Aidarus al-Zoubaidi
1967 - Present
Aidarus al-Zoubaidi est l'une des figures les plus polarisantes de l'histoire contemporaine du Yémen, incarnant les espoirs et les traumatismes d'une région longtemps prise entre l'unité et la désintégration. Né dans la province sud d'al-Dhalea, les premières années d'al-Zoubaidi ont été façonnées par l'héritage de la République démocratique populaire du Yémen, dont l'absorption dans le nord en 1990 a laissé de nombreux sudistes se sentir dépossédés. Ce sentiment de perte est devenu une force déterminante dans sa psyché, alimentant une intense volonté d'autonomie et une méfiance envers la domination nordiste. De ces origines, al-Zoubaidi a cultivé à la fois un charisme martial et un profond scepticisme à l'égard de l'autorité centrale, des traits qui lui seraient utiles - et parfois le nuiraient - dans les années à venir.
En tant que gouverneur d'Aden, nommé en 2015 après la libération de la ville du contrôle houthiste, al-Zoubaidi est rapidement devenu un point de ralliement pour les griefs sudistes. Il a encouragé une image de leadership décisif et pratique, apparaissant souvent sur les lignes de front et construisant un vaste réseau parmi les commandants locaux et les chefs tribaux. Pourtant, son pragmatisme frôlait la cruauté. Dans sa quête de sécurité, il a autorisé des répressions contre des militants islamistes présumés, des décisions qui ont suscité des éloges de la part de partenaires émiratis mais ont valu des accusations d'abus des droits de l'homme de la part d'ONG. Les allégations de détentions arbitraires et de torture dans les prisons secrètes d'Aden - des installations apparemment soutenues par les forces des Émirats arabes unis - jettent une ombre sur son bilan, et les critiques ont accusé que la quête de l'ordre se faisait au détriment de la justice et du due process.
Les alliances d'al-Zoubaidi étaient pragmatiques mais tendues. Son partenariat avec les Émirats arabes unis a apporté des ressources nécessaires et une formation militaire, mais a également approfondi les soupçons parmi ses rivaux qu'il était un pion étranger. Les relations avec le gouvernement du président Hadi oscillaient entre une coopération malaisée et une hostilité ouverte. Le Conseil de transition sud (CTS) d'al-Zoubaidi, établi en 2017, fonctionnait à la fois comme un gouvernement en attente et une autorité parallèle, tirant sa légitimité des rues mais sapant toute prétention à l'unité nationale.

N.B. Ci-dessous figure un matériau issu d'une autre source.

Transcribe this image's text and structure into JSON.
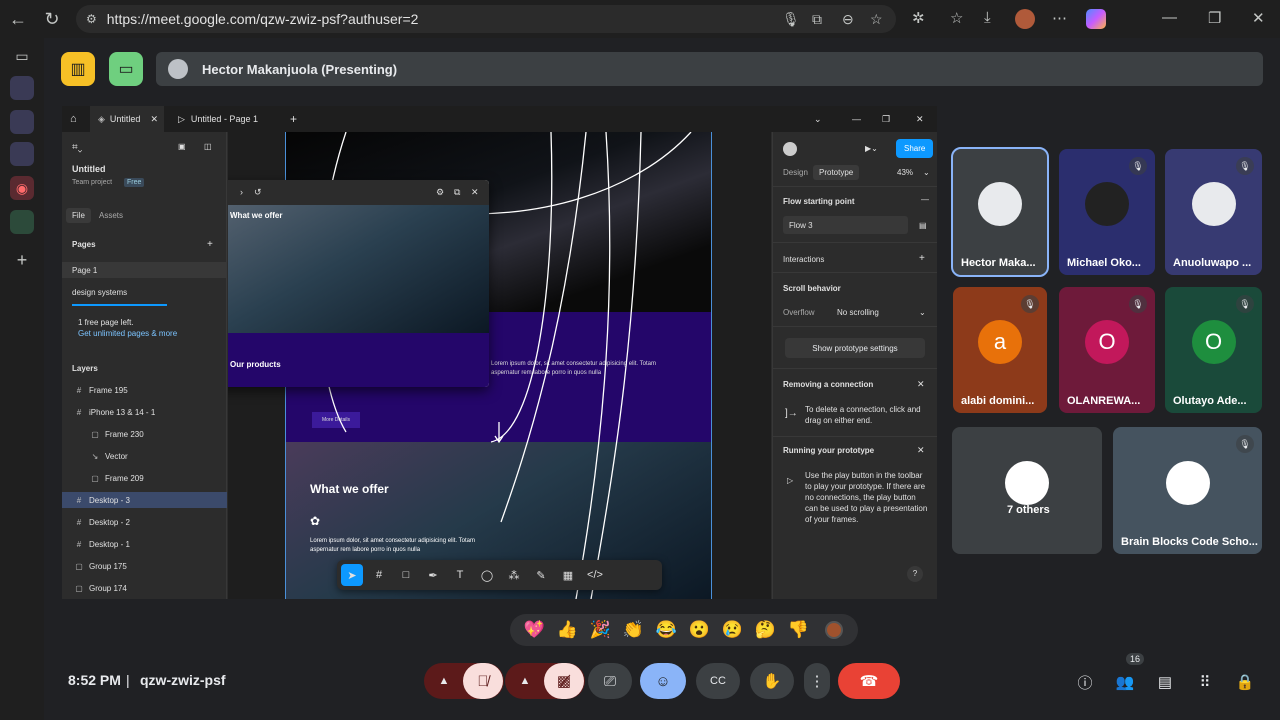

Ses forces - en tant que unificateur de factions sudistes disparates et symbole de résistance - étaient également sa perte. La militance même qui lui a permis de s'emparer d'Aden en 2019 a approfondi la fragmentation du paysage politique yéménite. Son plaidoyer passionné pour l'autodétermination sudiste a galvanisé les partisans, mais les critiques y ont vu les germes d'un chaos supplémentaire. L'incapacité à construire des institutions inclusives et la loi persistante dans les zones contrôlées par le CTS ont exposé les limites de son autorité. Même parmi ses plus proches associés, al-Zoubaidi était craint autant qu'admiré, sa volonté de purger les rivaux créant un climat de méfiance.
Hanté par le spectre des trahisons passées et de la violence qui a marqué l'histoire du Yémen sud, al-Zoubaidi est resté poussé par une vision d'autonomie à la fois libératrice et périlleuse. Son héritage est un enchevêtrement de contradictions : un leader qui a apporté l'ordre par la force, un libérateur accusé de répression, et un patriote dont l'ambition a peut-être approfondi les divisions qu'il cherchait à guérir. Alors que le conflit civil du Yémen se poursuit, le destin d'Aidarus al-Zoubaidi reste indissociable de celui du sud - une région qui lutte encore pour définir son identité au milieu des ruines de l'unité et des coûts de la rébellion.